Linchpin: Are You Indispensable?

By: Seth Godin

This is a great book for anyone that wants to become world-class at their craft.

The ideas shared in this book might seem simple. When you go through it and read the bibliography, you’ll understand the depth of the ideas and how these are grounded in first principles.

In a world where the gatekeepers are disappearing, and where everyone can start a business by setting up a website, this is the book you need to better understand how to navigate these changing times.

Flow: 5/5
Actionability: 4/5
Mindset: 4/5

 

Some Of My Highlights:

 

  • “If you have job where someone tells you what to do next, you’ve just given up the chance to create value.”

 

  • “…indispensable work is work that is connected to others.”

 

  • “A genius looks at something that others are stuck on and gets the world unstuck.”

 

  • “If a Purple Cow is a product that’s worth talking about, the indispensable employee – I call her a linchpin – is a person who’s worth finding and keeping.”

 

  • “Consumers are not loyal to cheap commodities. They crave the unique, the remarkable, and the human.”

 

  • “Now, access to capital and the ability to find one another are no longer problems.”

 

  • “Thornton May correctly points out that we have reached the end of what he calls attendance-based compensation (ABC).”

 

  • “It starts with bloggers, musicians, writers and others who don’t need anyone’s support or permission to do their thing.”

 

  • “A great school experience won’t keep you from being remarkable, but it’s usually not sufficient to guarantee that you will become so.

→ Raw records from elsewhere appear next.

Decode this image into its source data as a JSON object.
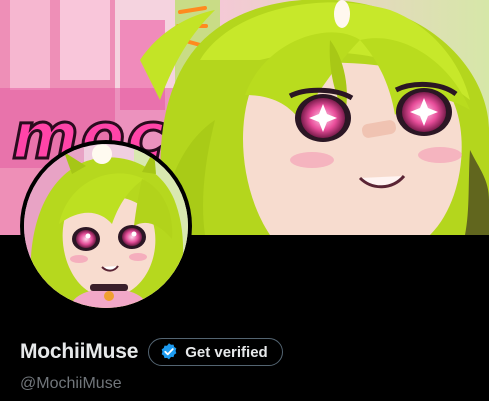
{
  "profile": {
    "display_name": "MochiiMuse",
    "handle": "@MochiiMuse",
    "verify_label": "Get verified",
    "banner_text": "mochi"
  },
  "colors": {
    "background": "#000000",
    "name_text": "#e7e9ea",
    "handle_text": "#71767b",
    "verify_badge": "#1d9bf0",
    "banner_pink": "#ef4aa6",
    "hair_green": "#b9dc1e"
  },
  "icons": {
    "verify": "verified-badge-icon"
  }
}
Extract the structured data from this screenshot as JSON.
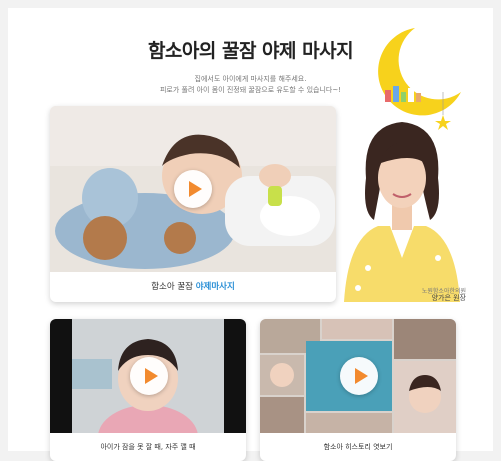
{
  "page": {
    "title": "함소아의 꿀잠 야제 마사지",
    "subtitle_line1": "집에서도 아이에게 마사지를 해주세요.",
    "subtitle_line2": "피로가 풀려 아이 몸이 진정돼 꿀잠으로 유도할 수 있습니다~!"
  },
  "main_video": {
    "caption_prefix": "함소아 꿀잠",
    "caption_highlight": "야제마사지",
    "icon": "play-icon"
  },
  "doctor": {
    "role": "노원함소아한의원",
    "name": "양가은 원장"
  },
  "videos": [
    {
      "caption": "아이가 잠을 못 잘 때, 자주 깰 때",
      "icon": "play-icon"
    },
    {
      "caption": "함소아 히스토리 엿보기",
      "icon": "play-icon"
    }
  ],
  "colors": {
    "highlight": "#2a8fd6",
    "play": "#f28a2e",
    "moon": "#f7d21c"
  }
}
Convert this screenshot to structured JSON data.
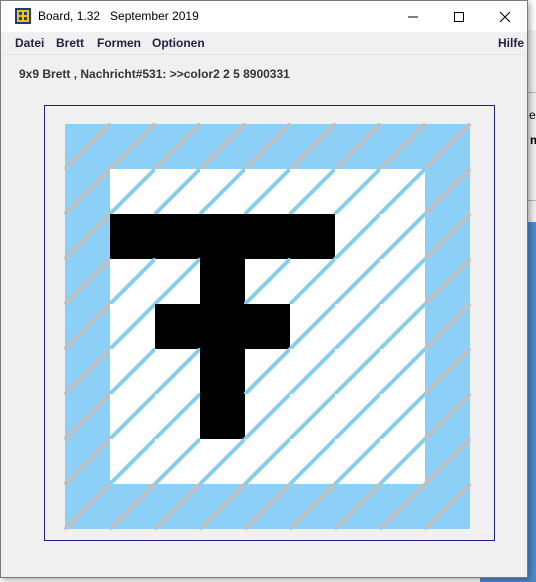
{
  "window": {
    "title": "Board, 1.32   September 2019",
    "controls": [
      "minimize",
      "maximize",
      "close"
    ]
  },
  "menu": {
    "left": [
      "Datei",
      "Brett",
      "Formen",
      "Optionen"
    ],
    "right": "Hilfe"
  },
  "status_text": "9x9 Brett , Nachricht#531: >>color2 2 5 8900331",
  "board": {
    "size": 9,
    "colors": {
      "border": "#8ccff7",
      "inner": "#ffffff",
      "filled": "#000000",
      "stripe_on_blue": "#c0c0c0",
      "stripe_on_white": "#87ceeb",
      "frame": "#20208a"
    },
    "filled_cells": [
      [
        2,
        1
      ],
      [
        2,
        2
      ],
      [
        2,
        3
      ],
      [
        2,
        4
      ],
      [
        2,
        5
      ],
      [
        3,
        3
      ],
      [
        4,
        2
      ],
      [
        4,
        3
      ],
      [
        4,
        4
      ],
      [
        5,
        3
      ],
      [
        6,
        3
      ]
    ]
  },
  "background_window": {
    "fragments": [
      "ep",
      "m"
    ]
  },
  "icons": {
    "app": "board-app-icon",
    "minimize": "minimize-icon",
    "maximize": "maximize-icon",
    "close": "close-icon"
  }
}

There’s something else at work here.”

 

  • “If you want a job where you get to do more than follow instructions, don’t be surprised if you get asked to do things they never taught you in school.”

 

  • “It is entirely possible that once you choose to become indispensable, you will no longer be loved.”

 

  • “‘Not my job’. Three words can kill an entire organization.”

 

  • “And when customers have the choice between faceless options, they pick the cheapest, fastest, more direct option.”

 

  • “The only way to win is to race to the top.”

 

  • “The world works too fast for centralized control. These systems can’t be run by a supervisor at the top of the organizational chart.”

 

 

  • “Keeping up with the Joneses is not a genetic predisposition. It’s an invented need, and a recent one.”

 

  • “Studies show us that things learned in frightening circumstances are sticky.”

 

  • “The problem lies with the system that punishes artists and rewards bureaucrats instead.”